At the very end of the line he tied on an iron bolt he’d found in the railway workshops and had wrapped in cloth to take off the sharp edges that may cut the line. He lowered the whole contraption quietly over the side.
It scuffled over the top of the water, unable to make downward progress through the boat speed and thick water. Shit. He needed something heavier.
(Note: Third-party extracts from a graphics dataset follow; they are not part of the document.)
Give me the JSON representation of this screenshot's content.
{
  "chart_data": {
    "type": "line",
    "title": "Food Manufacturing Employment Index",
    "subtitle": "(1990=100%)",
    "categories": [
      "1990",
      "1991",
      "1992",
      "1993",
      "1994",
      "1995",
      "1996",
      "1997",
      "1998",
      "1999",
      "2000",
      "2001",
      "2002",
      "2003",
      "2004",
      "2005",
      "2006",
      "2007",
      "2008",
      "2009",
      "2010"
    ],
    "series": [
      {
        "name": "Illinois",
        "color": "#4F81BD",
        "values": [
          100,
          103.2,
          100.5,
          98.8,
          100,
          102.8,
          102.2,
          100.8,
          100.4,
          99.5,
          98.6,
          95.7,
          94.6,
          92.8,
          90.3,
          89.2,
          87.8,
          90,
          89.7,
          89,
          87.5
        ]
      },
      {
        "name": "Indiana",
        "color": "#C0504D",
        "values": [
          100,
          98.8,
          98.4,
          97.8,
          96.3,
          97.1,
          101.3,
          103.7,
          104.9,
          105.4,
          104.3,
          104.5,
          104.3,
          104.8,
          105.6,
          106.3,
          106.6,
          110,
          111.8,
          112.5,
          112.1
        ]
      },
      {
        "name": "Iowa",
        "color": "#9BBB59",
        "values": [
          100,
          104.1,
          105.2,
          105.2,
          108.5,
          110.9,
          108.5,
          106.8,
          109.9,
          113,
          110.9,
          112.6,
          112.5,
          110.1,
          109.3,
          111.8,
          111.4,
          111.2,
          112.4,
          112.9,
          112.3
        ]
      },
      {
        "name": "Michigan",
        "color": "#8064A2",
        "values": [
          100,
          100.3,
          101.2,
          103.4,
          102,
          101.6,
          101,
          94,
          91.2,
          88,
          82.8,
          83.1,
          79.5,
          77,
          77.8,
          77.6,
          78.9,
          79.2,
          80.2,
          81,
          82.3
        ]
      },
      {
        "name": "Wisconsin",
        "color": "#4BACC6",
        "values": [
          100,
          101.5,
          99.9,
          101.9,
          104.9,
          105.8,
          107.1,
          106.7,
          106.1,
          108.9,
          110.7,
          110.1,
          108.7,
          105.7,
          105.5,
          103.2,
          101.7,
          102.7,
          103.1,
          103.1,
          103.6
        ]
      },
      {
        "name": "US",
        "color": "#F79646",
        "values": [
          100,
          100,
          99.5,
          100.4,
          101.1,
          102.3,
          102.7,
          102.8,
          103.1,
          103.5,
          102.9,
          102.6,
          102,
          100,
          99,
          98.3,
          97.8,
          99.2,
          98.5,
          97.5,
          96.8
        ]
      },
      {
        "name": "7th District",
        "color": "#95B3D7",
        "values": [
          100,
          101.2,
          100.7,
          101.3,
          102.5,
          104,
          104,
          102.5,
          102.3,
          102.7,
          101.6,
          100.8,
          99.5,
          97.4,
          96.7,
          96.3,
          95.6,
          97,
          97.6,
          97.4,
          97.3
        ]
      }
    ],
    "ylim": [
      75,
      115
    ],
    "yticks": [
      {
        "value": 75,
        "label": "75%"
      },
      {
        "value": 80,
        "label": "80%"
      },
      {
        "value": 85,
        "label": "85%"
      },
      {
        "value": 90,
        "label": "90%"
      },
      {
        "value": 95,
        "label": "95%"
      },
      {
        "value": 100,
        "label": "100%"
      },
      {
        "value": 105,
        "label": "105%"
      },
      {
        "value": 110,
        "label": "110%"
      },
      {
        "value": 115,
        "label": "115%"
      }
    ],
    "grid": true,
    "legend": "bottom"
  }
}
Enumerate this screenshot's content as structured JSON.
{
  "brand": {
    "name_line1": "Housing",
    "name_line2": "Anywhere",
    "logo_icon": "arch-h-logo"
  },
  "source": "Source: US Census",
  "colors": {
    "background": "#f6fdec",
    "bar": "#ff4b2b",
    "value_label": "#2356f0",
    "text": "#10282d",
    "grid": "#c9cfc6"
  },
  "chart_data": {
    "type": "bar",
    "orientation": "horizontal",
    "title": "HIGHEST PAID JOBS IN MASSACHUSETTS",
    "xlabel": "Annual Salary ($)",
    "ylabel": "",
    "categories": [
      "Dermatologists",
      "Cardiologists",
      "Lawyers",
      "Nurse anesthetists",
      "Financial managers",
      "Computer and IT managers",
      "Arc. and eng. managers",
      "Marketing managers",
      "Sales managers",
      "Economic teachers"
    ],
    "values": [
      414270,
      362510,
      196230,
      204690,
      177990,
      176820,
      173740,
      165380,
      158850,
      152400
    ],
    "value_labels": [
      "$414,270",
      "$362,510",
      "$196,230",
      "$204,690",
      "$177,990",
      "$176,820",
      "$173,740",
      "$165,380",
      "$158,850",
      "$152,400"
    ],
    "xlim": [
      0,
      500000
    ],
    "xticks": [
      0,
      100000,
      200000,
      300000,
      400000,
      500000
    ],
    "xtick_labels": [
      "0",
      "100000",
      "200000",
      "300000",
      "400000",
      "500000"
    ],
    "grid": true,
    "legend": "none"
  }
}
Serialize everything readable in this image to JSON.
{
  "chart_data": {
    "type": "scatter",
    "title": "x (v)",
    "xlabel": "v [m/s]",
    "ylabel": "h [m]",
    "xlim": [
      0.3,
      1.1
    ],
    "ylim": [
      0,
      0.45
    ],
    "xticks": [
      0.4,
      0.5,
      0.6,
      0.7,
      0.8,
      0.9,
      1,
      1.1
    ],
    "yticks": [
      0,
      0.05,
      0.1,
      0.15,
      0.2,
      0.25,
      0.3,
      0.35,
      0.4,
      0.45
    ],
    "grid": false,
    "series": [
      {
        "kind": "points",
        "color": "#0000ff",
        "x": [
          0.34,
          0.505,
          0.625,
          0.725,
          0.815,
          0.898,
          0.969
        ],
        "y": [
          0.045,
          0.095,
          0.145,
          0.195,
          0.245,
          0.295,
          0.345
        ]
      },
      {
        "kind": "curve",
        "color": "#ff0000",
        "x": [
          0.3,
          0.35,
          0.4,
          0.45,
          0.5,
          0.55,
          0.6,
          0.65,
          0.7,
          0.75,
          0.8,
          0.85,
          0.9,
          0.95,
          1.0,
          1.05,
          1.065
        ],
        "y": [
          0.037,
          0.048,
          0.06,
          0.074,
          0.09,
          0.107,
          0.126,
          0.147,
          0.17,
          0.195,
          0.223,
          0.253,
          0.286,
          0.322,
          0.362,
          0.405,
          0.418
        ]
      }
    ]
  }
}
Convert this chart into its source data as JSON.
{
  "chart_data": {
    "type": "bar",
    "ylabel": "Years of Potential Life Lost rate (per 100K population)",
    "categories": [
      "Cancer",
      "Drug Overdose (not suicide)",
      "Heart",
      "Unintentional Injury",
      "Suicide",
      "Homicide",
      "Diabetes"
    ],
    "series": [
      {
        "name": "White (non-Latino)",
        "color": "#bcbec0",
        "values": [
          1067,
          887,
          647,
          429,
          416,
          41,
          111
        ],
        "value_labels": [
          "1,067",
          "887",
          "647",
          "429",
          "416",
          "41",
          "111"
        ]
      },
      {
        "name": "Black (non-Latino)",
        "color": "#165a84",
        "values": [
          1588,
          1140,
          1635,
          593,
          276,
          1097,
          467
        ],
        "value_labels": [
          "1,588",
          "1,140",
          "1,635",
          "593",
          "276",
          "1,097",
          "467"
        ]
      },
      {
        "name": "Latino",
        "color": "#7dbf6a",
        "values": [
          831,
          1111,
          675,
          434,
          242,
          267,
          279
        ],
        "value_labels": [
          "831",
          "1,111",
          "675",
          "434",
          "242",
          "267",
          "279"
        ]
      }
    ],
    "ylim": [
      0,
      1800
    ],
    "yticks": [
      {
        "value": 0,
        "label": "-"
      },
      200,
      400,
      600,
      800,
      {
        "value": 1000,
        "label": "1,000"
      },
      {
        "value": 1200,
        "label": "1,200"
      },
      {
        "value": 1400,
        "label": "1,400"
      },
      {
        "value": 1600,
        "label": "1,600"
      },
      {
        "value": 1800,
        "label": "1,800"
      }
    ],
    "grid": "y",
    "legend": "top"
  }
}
Beside the tarpaulin under which he’d hidden his fishing gear was the toolbox: a big, red, oily treasure chest. ‘Heart of a boat is its toolbox,’ said Bob, quite often.
Royce lifted the lid – not a sound from its well-kept hinges. Inside, the implements lay as neatly arrayed as Sultana Pasties in a packet. He took out the second-biggest crescent – ‘Made in China’ – and tied it to the line. If he caught nothing, the crescent would be safely restored; if he caught what he hoped for – well, even Bob would concede that it was worth a crescent or two.
Down through the dark, shiny water, this time, went the bait. Down to the realm of monsters and the unimaginable. Down to the interminable depths of the giant squid.
He tied the ends around the bulwark between two scuppers then he went to bed. Royce Rowland, first fisherman to try to haul a giant squid from the depths of the sea off Westport.